Not even. plenty of first-world cities expect skyline changes. This attitude toward change (anti-change) comes from SF and has migrated elsewhere. NYC was the antithesis to this attitude but apparently it's not immune to this line of thinking.

It's like they think mountains do not move. Rivers always run the same course. It's comical and tragic.

> This attitude toward change (anti-change) comes from SF and has migrated elsewhere. NYC was the antithesis to this attitude but apparently it's not immune to this line of thinking.

NYC created the world's first zoning laws in response to a building casting shadows: https://www1.nyc.gov/site/planning/zoning/background.page

This was back from an era where the main contributors to disease were thought to be lack of air and light.

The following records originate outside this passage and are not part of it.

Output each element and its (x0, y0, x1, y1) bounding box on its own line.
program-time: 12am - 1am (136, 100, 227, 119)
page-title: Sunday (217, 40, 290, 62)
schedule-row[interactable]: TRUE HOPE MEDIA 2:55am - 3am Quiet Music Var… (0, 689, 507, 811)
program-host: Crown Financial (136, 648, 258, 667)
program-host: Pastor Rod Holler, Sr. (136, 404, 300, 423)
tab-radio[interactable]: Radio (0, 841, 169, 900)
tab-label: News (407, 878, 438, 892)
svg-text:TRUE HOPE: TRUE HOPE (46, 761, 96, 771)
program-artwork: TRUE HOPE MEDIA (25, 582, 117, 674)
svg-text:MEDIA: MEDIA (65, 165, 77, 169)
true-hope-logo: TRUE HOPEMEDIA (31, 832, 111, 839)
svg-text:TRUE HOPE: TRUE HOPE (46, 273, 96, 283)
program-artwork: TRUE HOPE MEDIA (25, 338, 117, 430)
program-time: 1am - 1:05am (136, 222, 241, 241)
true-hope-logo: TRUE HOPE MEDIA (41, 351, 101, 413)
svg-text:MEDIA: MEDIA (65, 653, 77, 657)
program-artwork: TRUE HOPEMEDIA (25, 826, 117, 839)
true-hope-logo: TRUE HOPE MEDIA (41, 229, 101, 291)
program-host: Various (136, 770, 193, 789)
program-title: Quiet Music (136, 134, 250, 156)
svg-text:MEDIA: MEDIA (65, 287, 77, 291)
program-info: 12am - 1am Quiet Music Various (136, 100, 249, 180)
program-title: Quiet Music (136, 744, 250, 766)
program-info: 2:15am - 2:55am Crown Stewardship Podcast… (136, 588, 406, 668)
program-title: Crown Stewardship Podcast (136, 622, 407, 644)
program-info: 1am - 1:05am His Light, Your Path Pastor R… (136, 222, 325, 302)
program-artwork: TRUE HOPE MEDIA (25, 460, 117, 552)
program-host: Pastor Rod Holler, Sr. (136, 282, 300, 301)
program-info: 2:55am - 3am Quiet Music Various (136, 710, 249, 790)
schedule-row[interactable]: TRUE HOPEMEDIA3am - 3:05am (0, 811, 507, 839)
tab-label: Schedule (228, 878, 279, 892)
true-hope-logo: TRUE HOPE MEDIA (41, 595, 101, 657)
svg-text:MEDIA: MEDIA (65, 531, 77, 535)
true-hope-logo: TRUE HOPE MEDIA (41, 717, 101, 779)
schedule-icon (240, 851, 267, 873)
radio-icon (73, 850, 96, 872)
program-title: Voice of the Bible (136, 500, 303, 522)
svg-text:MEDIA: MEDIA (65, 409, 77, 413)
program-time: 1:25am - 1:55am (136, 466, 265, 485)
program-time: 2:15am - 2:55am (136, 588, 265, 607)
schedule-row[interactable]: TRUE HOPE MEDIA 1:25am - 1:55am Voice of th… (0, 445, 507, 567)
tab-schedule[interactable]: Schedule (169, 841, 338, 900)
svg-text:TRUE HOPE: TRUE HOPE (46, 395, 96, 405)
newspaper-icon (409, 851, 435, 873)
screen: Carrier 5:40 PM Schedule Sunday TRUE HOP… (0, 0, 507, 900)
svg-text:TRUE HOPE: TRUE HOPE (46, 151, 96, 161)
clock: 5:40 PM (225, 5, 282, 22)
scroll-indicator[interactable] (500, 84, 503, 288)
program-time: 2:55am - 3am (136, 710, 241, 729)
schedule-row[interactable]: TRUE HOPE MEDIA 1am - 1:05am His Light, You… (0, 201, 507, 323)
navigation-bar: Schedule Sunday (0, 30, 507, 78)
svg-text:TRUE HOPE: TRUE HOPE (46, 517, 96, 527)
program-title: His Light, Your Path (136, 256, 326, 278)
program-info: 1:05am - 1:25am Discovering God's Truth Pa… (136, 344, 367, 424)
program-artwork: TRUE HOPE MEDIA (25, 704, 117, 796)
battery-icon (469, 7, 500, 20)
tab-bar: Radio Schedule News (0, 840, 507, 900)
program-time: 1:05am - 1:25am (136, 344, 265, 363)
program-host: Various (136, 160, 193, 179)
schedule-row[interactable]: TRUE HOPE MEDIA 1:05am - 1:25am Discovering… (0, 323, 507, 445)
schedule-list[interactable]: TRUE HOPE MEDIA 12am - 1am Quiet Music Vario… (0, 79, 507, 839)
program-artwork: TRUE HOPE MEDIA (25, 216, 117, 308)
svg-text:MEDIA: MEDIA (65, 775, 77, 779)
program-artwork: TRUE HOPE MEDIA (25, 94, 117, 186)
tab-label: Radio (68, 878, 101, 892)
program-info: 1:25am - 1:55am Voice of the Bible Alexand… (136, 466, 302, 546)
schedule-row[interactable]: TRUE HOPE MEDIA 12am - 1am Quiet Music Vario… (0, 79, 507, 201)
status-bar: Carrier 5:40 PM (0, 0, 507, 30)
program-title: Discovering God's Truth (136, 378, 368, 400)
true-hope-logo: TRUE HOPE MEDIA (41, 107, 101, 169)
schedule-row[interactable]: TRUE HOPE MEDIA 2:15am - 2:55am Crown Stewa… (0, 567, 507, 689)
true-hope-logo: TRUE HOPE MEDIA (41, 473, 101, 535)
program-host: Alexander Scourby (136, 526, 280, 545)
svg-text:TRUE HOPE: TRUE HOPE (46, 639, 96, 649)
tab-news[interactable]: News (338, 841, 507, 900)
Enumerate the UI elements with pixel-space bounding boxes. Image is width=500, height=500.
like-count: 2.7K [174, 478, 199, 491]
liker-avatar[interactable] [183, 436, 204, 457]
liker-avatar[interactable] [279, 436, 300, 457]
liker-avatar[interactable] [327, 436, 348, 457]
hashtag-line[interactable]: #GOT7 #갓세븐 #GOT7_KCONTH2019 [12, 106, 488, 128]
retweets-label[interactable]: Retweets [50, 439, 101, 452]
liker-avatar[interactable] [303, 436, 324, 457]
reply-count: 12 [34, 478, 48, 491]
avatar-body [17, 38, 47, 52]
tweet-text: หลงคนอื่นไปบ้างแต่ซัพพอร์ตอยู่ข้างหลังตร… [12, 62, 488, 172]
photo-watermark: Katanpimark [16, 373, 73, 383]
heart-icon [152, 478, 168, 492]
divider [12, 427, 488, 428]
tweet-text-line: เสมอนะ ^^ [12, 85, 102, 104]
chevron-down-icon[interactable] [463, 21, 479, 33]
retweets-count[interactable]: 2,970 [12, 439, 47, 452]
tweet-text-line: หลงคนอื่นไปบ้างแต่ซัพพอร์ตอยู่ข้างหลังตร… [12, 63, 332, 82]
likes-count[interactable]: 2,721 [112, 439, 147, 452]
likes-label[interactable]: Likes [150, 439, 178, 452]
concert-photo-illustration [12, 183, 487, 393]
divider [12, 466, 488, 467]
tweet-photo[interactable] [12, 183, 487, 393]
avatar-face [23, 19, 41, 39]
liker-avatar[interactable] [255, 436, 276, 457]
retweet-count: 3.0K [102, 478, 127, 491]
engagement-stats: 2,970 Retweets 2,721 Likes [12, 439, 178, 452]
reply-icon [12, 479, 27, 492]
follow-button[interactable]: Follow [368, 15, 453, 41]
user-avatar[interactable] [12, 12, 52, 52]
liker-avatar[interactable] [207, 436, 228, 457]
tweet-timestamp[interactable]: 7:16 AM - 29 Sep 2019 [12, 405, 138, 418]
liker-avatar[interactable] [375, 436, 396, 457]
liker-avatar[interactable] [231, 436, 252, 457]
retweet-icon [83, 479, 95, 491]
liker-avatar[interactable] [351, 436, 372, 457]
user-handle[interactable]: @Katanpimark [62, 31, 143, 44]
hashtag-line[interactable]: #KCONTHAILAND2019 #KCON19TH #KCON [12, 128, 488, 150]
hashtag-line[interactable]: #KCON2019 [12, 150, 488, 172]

The zoning described was actually quite generous by modern standards; you could technically build as much as you wanted as long as it fit the prescribed cake tier shape, and you could build theoretically unlimited height on a certain portion, I believe the center quarter of the lot. There is no city in the US today where you could build something as tall as the Empire State Building as of right; and yet the older regulations allowed that.

> There is no city in the US today where you could build something as tall as the Empire State Building as of right

I'm not sure what you mean by that. 6 buildings taller than the ESB have been completed in NYC since 2014, mostly residential towers of the sort described in the OP.

https://en.wikipedia.org/wiki/List_of_tallest_buildings_in_N...

When I say "as of right" I mean that all you need is ownership of the lot in question. The Empire State Building was built only with ownership of the lot it was built on and the owner was legally allowed to build as tall as they want.

Nearly all tall buildings in New York these days are legally built through assembling "air rights." Zoning has predetermined height/FAR limits for all lots, but in certain areas it is possible to sell currently unused rights and transfer them to the owner of another lot. This allows some developers to build taller but keeps overall neighborhood square footage around a prescribed limit. This way, you can build a spiky tower or two here and there on Billionaire's Row (the general name for the area) but the street cannot become a wall of them.

More info on air rights: https://streeteasy.com/blog/what-are-nyc-air-rights-all-abou...

I see, thanks. The term "as of right" was not familiar to me. It looked like a typo for an intended "as of right now".
The insane height of these building is far beyond the argument for vertical density, though.
Yeah I think 10-12 floors is plenty and still "climbable"
"Well, if you want to ruin their investment then issue building permits for more of them"

For the past 30 years this has not happened even once in a major city. Developer will not build so many building as to drip the price. Maybe its time to accept that you are perpetuating a myth.